“Change will not come if we wait for some other person or some other time. We are the one we’ve been waiting for. We are the change that we seek.” — Barack Obama
To my dear colleagues: We know elections matter, both on a national and local level. We can try to deny it, but politics touches everything in our lives, from which roads, bridges, and hospitals get built, to the price of bread, to who we can marry. If not for Joe Biden and the Democrats, our precious pension would still be in danger of being cut.
Union politics matter, too. The 2021 Local 802 election was…unusual, certainly the strangest in my memory. Turnout was about 40 percent lower than the 2018 election. This was disappointing but not surprising given our nascent emergence from the pandemic, record unemployment among members in the past two years, the top office being uncontested, and other factors. Typical in-person campaigning was off limits due to Covid protocols. Mercifully though, most campaigning did not occur on social media. With virtually no other means to communicate, candidates relied on direct email to members and by word-of-mouth on the few job sites that remained open. To those who found even that much campaigning intrusive, I invite you to reconsider your position. The people you elect to lead Local 802 will have a great deal of influence on your work life and livelihood. We negotiate your contracts, make decisions on how business is done within the union, and determine how your membership and work dues are utilized. Anyone running for office should be challenged with the same kinds of questions one would ask at a job interview. Who are we? Where do we stand on the issues that affect your workplace? What is our vision for Local 802? Perhaps most important, can we be trusted with this solemn responsibility?
Union politics are not for the faint of heart. To run for office is to subject oneself to intense scrutiny, assaults on one’s character, and the ego bruising of a defeat. It sounds a lot like an audition, come to think of it. Loyalties shift, friends disappear and others emerge, sometimes from unexpected places. I commend and congratulate everyone who had the courage to take those risks. To those who did not prevail this time, I hope you are not deterred from trying again. If running for office isn’t right for you, there are other ways to stay engaged. Attend membership meetings (here is the next one), new member orientations, register on our new membership portal, join rank-and-file committees, and learn more about your local. Our union is a democracy. Without care and attention, democracies can easily die. We must not allow that to happen.
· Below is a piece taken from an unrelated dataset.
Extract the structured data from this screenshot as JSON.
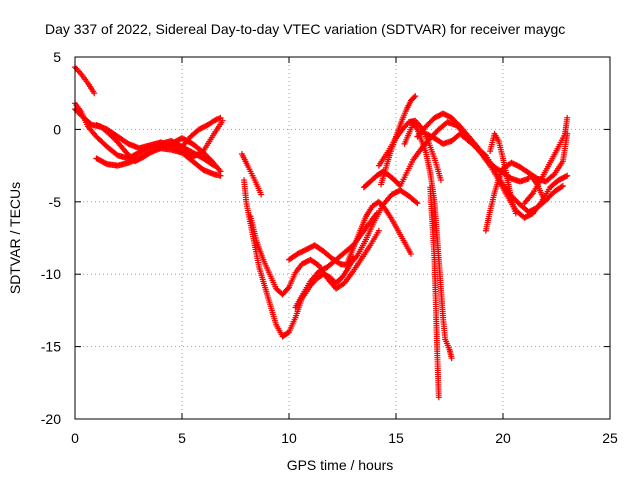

The devastation of the pandemic not only impacted our election, but is still seriously impacting our industry, our income, and our mental health. In the last few days of December, we saw cancellations all over the city, impacting the Radio City Christmas Spectacular, NYC Ballet, and Broadway. At Local 802, we are in the process of rearranging the configuration of our offices to make sure everyone can continue working as safely as possible. The Omicron variant has thrown a detour into our reopening, but this, too, shall pass. Contracts are still being negotiated, concerts and shows are still being held and planned, and musicians are getting back to work.
For those of you who need financial help, there are options. The Actors Fund offers emergency financial assistance for musicians. Another option is the AFM’s Lester Petrillo Fund, for disabled musicians.
I want to sincerely thank you for re-electing me to another term as your financial vice president. Those who know me know how seriously I take this responsibility and I am humbled by the trust you have put in me. I look forward to working with the new Executive Board and officers as we navigate the many challenges ahead.
Let’s remember that Local 802 just celebrated our centennial. Over the course of those 100 years, we got through the Great Depression, two world wars, flu pandemics, numerous recessions, 9/11, and a host of natural and man-made calamities. To paraphrase the late, great Stephen Sondheim, we’re still here. My hope is that you stay connected and involved. Even during hard times, we are all capable of making positive changes and contributions.
The winter solstice is over. Tomorrow there will be more light.